Where Does Implicit Gender Bias In The Startup World Come From

Last Thursday, I had an extremely thought-provoking conversation with an attorney-turned-investor. Out of the incredible array of topics our open-ended exploration on the topic of diversity – geographically and demographically – led us to, there was one thing in particular that I had to double click on.

She shared, “Men typically get asked promotion questions. ‘What does your upside look like?’ Whereas women and other underrepresented founders get asked prevention questions. ‘How do you prevent your startup from going out of business?’ And promotion questions begets more promotion questions. Similarly, prevention questions leads to more prevention questions. Founders who are typically asked prevention questions raise less capital than those who are asked promotion questions.”

I found that inextricably fascinating. I’ve never thought about investing through those lens before. It makes complete sense. The more an investor asks how are you not going to fail, the more they has convinced themselves this won’t be a good investment. On the flip side, the more an investor asks how awesome will you be, the more they’ve convinced themselves that this will be an investment worth their time.

And subsequently, I ended up reexamining the way I ask questions. I’ve never tracked the way I ask questions by demographic. But I fear that I may, in the past, have done something along the same veins.

When we closed out our conversation, she left me with one name: Dana Kanze. And well, if you know me, I had to look into her.

Lack of Venture Dollars

Dana Kanze is an assistant professor of organizational behavior over at London Business School. She wrote a paper titled We Ask Men to Win and Women Not to Lose: Closing the Gender Gap in Startup Funding back in 2018 that won her the Academy of Management Journal’s Best Article of the Year award, which she inevitably did a TED talk on that I highly recommend checking out.
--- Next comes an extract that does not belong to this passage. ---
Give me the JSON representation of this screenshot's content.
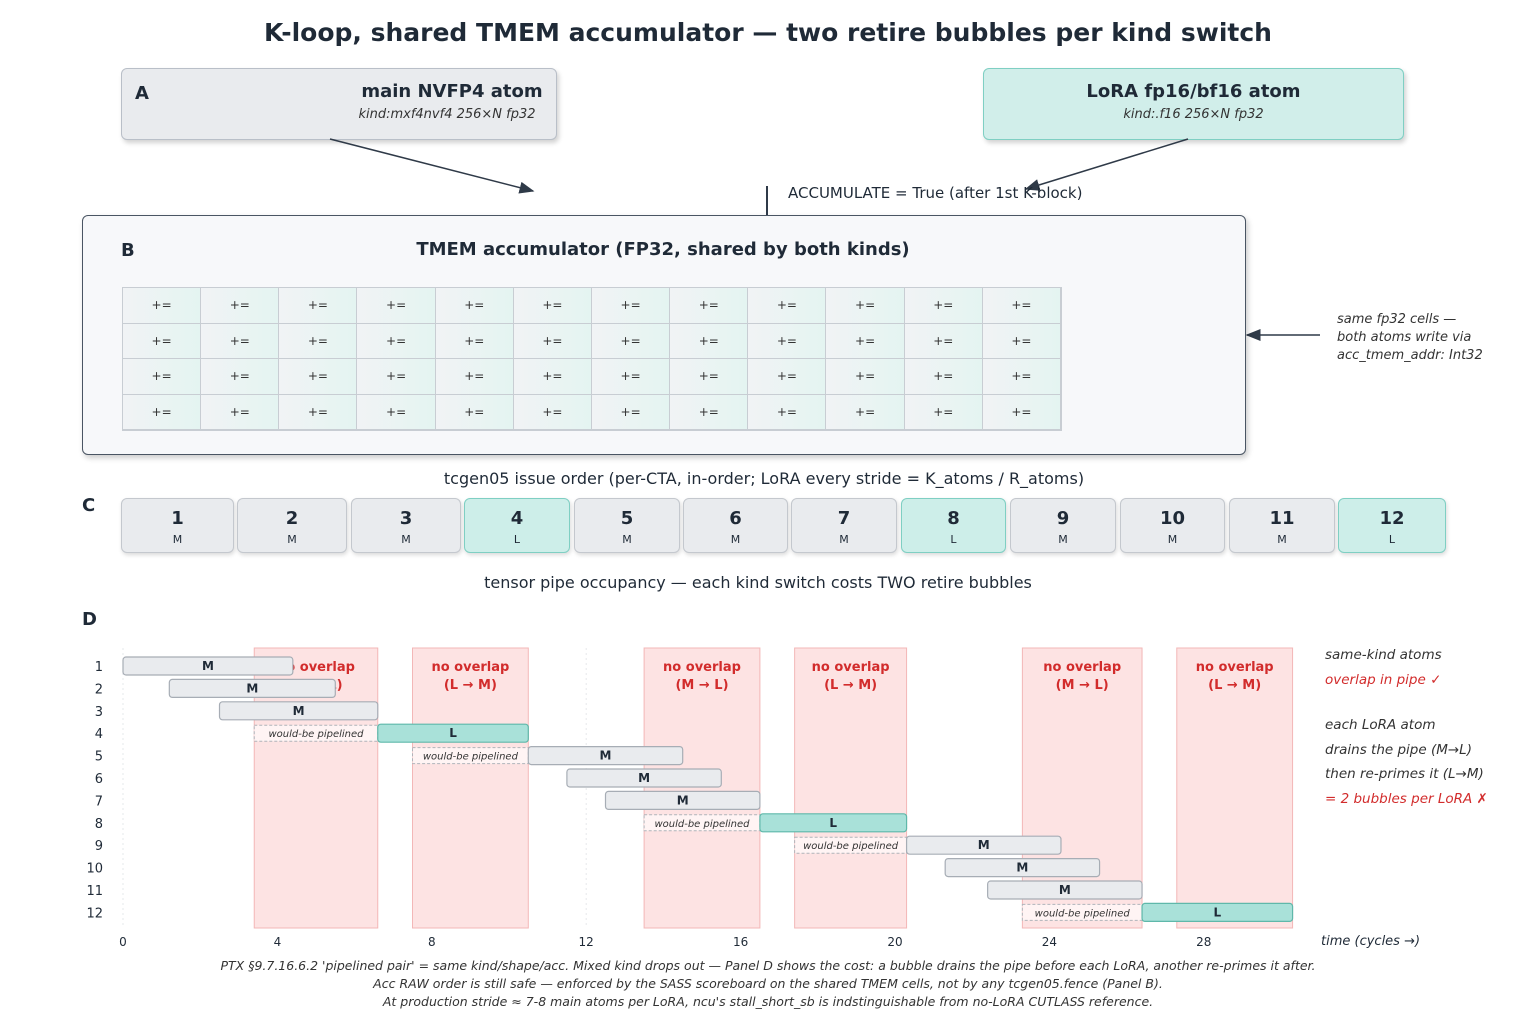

She cites in that research that “although women found 38% of US companies, they only get 2% of the venture funding.” While that metric is a few years old, recent trends echo the same notion. Despite the increase in conversations to include diversity at the table, in board rooms and as decision makers, Crunchbase found in a study back in August that women still only get 2.2% of venture funding, which is actually lower than any of the previous five years.

Source: Crunchbase

And despite larger round sizes, we don’t see a rise in round sizes to female-only and mixed-gender teams either.

Source: Crunchbase

Cynthia Franklin, director of entrepreneurship at Berkley’s Innovation Labs at NYU, did say, “The bets are being made, but they’re smaller.” Which accounts for the fact that 61% of total funding for female founders happens at the early stages. Frankly, it might be too early to tell. Nevertheless, Dana has a point.

Why female founders raise less capital

Originating from E. Tory Higginsregulatory focus, Dana shares the bifurcation of questions that male and female founders get. Promotion and prevention questions, respectively. “A promotion focus is concerned with gains and emphasizes hopes, accomplishments, and advancement needs, while a prevention focus is concern with losses and emphasizes safety, responsibility, and security needs.”

After analyzing nearly 2,000 questions and answers asked at TechCrunch Disrupt to presenting founders, she found that investors often ask male founders promotion questions. And investors ask female founders prevention questions. Specifically, 67% of questions to males were promotion questions. And 66% to females were prevention ones.

Yet I found one notion Dana shared particularly fascinating. “All VCs displayed the same implicit gender bias manifested in the regulatory focus of the questions they posed to male versus female candidates.” That both female and male investors had the exact same implicit cognitive biases against females.

Promotion questions beget promotion answers, which beget more promotion questions, reinforcing favorable opinions. It becomes a virtuous feedback loop, which culminates often times in a “yes”. On the other hand, prevention questions beget prevention answers. Which leads to more prevention questions. This, subsequently, leads founders down a negative feedback loop, reinforcing loss-correlated opinions. When it came down to it, “startups who were asked predominantly promotion questions went on to raise seven times as much funding as those asked prevention questions.”

The silver lining, as Dana shares, is that if founders respond to prevention questions with promotion answers, they raise 14 times more funding than those who answer prevention with prevention. The lesson is reframe your answers positively, betting on the long term potential and vision. Or in Alex Sok‘s words, focus on a strategy to win rather than a strategy not to lose.

In closing

Investors invest in lines, not dots. And often times, VCs don’t realize they’re spending more time analyzing the y-intercept than the slope. And that mentality actualizes in the form of questions founders get.

As a founder, understand your investor intention – subconscious and conscious. Playing off of Matt Lerner‘s language/market fit, find your fundraising language/investor fit. Once you understand their intention, capture their attention. In a saturated market of information, attention is your audience’s scarcest resource. Frame the dialogue with a promotion focus to get your investors over the activation energy to book the next meeting.

As an investor, pay attention to your cognitive biases. Most of the time, and often the most detrimental, are the ones we don’t realize. If anything, this blogpost is me pinching myself to wake up.